If the officers disagree with the opinions of the protesters, they are still trained to maintain an unbiased attitude. The officers try not to look at the protesters as enemies. Instead, they recognize that the rioters are part of the same community that the police are entrusted to protect and serve. There is fine balancing act.

Even though police are trained to be polite, they are careful to not give off an impression of subservience. They have to be seen as being in charge and in control at all times, even while they stay passive and allow the crowd to operate within the ground rules set out ahead of time.

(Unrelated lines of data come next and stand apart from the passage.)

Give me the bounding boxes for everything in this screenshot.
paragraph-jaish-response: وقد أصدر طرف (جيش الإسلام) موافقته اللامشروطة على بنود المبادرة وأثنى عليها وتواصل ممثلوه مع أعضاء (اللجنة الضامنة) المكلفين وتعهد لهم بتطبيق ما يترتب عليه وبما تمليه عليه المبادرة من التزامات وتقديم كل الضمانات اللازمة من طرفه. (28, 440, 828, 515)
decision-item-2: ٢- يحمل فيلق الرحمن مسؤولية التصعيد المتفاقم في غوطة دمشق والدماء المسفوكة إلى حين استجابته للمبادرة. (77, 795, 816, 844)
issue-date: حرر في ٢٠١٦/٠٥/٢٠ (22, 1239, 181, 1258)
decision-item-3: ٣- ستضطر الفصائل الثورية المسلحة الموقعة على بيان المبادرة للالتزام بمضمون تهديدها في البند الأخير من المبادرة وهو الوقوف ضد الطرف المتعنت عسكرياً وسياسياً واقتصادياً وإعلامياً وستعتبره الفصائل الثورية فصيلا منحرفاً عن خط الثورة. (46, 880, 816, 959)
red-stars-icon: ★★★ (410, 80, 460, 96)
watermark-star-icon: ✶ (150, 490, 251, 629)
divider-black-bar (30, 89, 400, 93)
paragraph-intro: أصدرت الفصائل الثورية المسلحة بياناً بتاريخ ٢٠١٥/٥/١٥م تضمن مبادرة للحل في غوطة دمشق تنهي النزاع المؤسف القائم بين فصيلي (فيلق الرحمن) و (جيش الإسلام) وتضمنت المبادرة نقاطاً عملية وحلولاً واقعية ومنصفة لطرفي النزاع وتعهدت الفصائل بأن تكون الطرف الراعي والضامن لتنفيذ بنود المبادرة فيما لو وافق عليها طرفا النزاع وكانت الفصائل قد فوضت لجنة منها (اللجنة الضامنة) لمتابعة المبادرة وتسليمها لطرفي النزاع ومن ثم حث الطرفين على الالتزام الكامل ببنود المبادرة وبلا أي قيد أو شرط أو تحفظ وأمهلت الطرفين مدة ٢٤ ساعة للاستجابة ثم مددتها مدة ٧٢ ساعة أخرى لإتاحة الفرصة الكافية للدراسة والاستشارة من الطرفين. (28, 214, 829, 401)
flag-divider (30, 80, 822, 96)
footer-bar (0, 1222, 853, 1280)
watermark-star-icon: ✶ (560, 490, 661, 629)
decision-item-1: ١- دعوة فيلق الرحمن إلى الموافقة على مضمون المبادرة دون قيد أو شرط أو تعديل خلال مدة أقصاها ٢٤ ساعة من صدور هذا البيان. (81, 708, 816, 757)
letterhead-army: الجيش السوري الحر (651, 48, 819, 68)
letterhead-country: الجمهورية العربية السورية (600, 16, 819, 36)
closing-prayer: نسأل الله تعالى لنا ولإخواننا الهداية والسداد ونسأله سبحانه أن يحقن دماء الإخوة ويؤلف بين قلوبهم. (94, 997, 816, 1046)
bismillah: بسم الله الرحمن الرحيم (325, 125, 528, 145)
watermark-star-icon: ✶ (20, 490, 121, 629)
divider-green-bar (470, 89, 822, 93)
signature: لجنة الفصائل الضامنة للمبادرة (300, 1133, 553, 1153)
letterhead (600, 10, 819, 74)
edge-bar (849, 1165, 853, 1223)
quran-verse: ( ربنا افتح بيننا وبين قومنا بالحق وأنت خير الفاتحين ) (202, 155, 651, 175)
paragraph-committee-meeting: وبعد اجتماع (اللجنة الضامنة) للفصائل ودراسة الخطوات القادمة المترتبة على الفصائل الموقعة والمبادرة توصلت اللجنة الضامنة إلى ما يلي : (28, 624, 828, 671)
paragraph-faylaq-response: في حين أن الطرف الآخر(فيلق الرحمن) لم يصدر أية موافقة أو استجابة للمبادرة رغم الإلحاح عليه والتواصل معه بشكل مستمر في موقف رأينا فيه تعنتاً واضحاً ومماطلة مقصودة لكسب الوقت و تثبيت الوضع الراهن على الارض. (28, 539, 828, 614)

Occasionally these preventative measures don’t work and a riot breaks out despite police efforts to keep everyone peaceful.

Crowd Control Conflict

If a crowd gets disorderly and starts taking violent action, the police will switch to a more aggressive approach. They understand that most riots are lead by a few individuals who feel strongly or have something to gain from a violent confrontation. The majority of the people are present either because something exciting is going on or they are simply bystanders that get caught up in the mob mentality. The likelihood of arrest or confrontation with police usually prompt them to escape and go home.

The first step is simple intimidation. Riot police stand in strict formations and act with military precision. Once they form the lines of barriers, they tap their batons on their shields or stomp their feet in unison. The result can be quite intimidating to unarmed civilians. It can appear that the group is getting ready to attack. In reality, this display is meant to scare off as many of the rioters as possible without the officers ever getting near them.

Police do not try to arrest every person in the riot. Their first targets are those who are leading the riot because the crowd will often disperse without their leaders encouraging them. Everyone seen breaking a law are also targeted for arrest, especially if they injure someone.

When the officers are actually in conflict with the rioters, the objective is still to disperse the crowd. A combination of advancing lines of officers and the use of gas is used to move the crowd in a particular direction. The crowd is never pinned down and always given an escape route. The main purpose of the crowd management team is to get the people to disperse.